Poder Legislativo de Marau aprova política de proteção às pessoas com fibromialgia
Foi na sessão ordinária desta segunda-feira, 16/03
Foto: Divulgação
A Câmara Municipal de Vereadores de Marau aprovou, na noite desta segunda-feira, 16/03, por unanimidade, o projeto de lei que institui a Política Municipal de Proteção dos Direitos da Pessoa com Fibromialgia. A proposta é de autoria do vereador Laércio Zancan (PSB) e tem como objetivo ampliar a visibilidade da condição e melhorar o acesso a serviços e direitos.
A fibromialgia é uma síndrome crônica caracterizada por dores generalizadas, além de sintomas como fadiga, alterações no sono e dificuldades cognitivas. Mesmo com número expressivo de casos, ainda há desafios relacionados ao diagnóstico e ao acesso ao tratamento.
Com a aprovação da lei, o município passa a estabelecer diretrizes para qualificar o atendimento, incluindo a oferta de cuidado multidisciplinar, com atuação de diferentes profissionais da saúde. A proposta também prevê campanhas de conscientização para informar a população e reduzir o estigma em torno da doença.

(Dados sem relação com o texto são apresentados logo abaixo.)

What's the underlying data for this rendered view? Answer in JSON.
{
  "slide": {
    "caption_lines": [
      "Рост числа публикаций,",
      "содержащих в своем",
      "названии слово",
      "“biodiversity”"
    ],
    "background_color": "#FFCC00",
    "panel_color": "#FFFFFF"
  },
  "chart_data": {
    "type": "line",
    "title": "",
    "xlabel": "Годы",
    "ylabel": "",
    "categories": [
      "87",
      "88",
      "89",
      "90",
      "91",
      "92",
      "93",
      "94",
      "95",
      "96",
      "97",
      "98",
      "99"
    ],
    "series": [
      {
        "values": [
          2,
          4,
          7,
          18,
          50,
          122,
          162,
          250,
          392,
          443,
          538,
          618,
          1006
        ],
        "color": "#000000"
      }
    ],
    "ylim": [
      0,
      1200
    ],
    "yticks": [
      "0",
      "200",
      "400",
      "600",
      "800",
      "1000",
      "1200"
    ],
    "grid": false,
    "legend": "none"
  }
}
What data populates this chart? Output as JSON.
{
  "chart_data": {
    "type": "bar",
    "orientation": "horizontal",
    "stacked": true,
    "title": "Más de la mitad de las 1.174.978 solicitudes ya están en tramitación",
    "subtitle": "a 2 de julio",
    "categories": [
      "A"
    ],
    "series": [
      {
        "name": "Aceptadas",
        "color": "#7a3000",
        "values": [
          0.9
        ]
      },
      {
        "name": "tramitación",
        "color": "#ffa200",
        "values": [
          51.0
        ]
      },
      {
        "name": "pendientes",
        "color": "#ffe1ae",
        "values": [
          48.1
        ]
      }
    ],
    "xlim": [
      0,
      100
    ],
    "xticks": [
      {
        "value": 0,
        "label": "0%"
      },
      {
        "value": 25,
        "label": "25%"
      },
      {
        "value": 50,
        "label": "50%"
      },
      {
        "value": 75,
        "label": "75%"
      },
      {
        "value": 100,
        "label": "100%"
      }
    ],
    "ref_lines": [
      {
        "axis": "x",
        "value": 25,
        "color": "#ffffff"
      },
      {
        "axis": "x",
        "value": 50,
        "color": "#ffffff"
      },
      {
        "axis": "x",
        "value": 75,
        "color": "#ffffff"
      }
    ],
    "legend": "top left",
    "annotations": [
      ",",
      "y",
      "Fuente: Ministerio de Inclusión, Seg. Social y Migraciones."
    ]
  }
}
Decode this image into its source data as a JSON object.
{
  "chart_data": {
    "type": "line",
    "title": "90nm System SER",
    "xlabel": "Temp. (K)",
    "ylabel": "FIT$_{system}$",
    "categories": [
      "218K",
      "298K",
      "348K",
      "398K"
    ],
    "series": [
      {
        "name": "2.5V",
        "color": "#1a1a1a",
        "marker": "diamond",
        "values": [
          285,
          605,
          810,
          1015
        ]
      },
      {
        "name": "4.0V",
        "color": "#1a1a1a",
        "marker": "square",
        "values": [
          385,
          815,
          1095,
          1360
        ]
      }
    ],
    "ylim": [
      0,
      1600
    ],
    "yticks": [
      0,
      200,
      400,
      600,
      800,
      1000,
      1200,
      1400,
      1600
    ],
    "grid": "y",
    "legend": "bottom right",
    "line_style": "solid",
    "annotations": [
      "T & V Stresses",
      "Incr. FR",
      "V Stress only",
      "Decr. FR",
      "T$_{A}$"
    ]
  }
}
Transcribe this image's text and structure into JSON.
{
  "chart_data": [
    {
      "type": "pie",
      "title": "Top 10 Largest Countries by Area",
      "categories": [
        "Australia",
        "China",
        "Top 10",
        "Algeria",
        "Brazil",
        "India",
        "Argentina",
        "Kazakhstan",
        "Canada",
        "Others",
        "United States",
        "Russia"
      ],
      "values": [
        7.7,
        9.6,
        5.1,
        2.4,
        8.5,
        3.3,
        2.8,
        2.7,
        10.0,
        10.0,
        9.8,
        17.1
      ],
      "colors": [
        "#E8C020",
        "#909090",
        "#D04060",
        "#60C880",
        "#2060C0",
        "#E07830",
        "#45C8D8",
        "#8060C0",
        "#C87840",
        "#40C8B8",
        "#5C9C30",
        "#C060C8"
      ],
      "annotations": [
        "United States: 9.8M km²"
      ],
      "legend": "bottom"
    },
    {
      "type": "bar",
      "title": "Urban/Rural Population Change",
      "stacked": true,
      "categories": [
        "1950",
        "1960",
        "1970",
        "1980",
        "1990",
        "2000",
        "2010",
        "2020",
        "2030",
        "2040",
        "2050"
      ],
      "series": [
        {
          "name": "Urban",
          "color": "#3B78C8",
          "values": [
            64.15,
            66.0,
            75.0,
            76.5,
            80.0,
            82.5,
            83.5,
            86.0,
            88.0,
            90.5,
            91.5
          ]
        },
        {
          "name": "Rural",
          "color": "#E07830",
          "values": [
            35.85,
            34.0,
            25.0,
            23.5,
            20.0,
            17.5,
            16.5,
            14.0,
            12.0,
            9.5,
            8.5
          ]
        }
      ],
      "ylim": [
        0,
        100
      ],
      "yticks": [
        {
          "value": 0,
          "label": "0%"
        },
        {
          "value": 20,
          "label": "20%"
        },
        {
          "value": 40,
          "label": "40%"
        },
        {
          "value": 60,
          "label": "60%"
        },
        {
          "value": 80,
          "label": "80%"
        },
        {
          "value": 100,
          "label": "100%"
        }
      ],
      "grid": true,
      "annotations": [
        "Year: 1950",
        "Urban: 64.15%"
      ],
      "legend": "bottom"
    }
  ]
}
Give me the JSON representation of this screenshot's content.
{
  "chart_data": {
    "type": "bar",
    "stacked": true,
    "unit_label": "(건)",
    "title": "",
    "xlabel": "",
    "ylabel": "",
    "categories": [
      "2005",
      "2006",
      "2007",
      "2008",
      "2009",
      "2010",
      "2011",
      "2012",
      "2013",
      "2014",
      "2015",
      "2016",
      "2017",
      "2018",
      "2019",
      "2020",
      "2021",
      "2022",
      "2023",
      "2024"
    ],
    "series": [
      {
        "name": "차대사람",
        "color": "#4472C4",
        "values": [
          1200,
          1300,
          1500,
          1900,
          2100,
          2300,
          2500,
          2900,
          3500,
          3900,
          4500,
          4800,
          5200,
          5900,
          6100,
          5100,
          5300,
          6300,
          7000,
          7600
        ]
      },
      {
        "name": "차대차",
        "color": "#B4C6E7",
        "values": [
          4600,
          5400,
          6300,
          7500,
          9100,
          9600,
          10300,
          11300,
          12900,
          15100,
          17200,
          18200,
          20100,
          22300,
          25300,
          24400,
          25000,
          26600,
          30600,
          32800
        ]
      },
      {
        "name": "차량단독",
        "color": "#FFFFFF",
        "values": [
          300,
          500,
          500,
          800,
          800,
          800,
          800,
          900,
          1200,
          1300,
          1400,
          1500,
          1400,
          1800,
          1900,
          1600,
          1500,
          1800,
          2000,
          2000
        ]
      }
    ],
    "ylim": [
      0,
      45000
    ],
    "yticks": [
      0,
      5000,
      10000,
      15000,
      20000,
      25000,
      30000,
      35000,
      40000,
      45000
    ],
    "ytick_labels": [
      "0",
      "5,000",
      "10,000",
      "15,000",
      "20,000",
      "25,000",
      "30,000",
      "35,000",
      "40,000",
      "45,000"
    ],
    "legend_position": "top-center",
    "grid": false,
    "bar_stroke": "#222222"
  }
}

O texto contempla ainda a capacitação de profissionais da rede pública, incentivo a estudos sobre o tema e medidas que favoreçam a inclusão das pessoas com fibromialgia no mercado de trabalho, considerando as limitações de cada paciente. Também está prevista a possibilidade de uso de filas e vagas preferenciais, mediante comprovação médica, com regulamentação a ser definida pelo Executivo.
A legislação autoriza a realização de parcerias com entidades e organizações da sociedade civil, com o objetivo de ampliar as ações previstas. A criação de centros de referência para atendimento especializado também poderá ser avaliada. A implementação da política deverá ocorrer conforme a estrutura do Sistema Único de Saúde no município e de acordo com a disponibilidade de recursos.
Segundo o vereador Laércio Zancan, a proposta foi construída a partir de diálogo com pessoas diagnosticadas com fibromialgia. “Estive reunido com o grupo de fibromiálgicos, e esse projeto foi pensado justamente para formalizar a legislação e, a partir disso, avançarmos junto ao Poder Executivo. É nosso dever propor políticas públicas, trazer essas pautas para o debate e dar a visibilidade que a causa merece”, afirmou.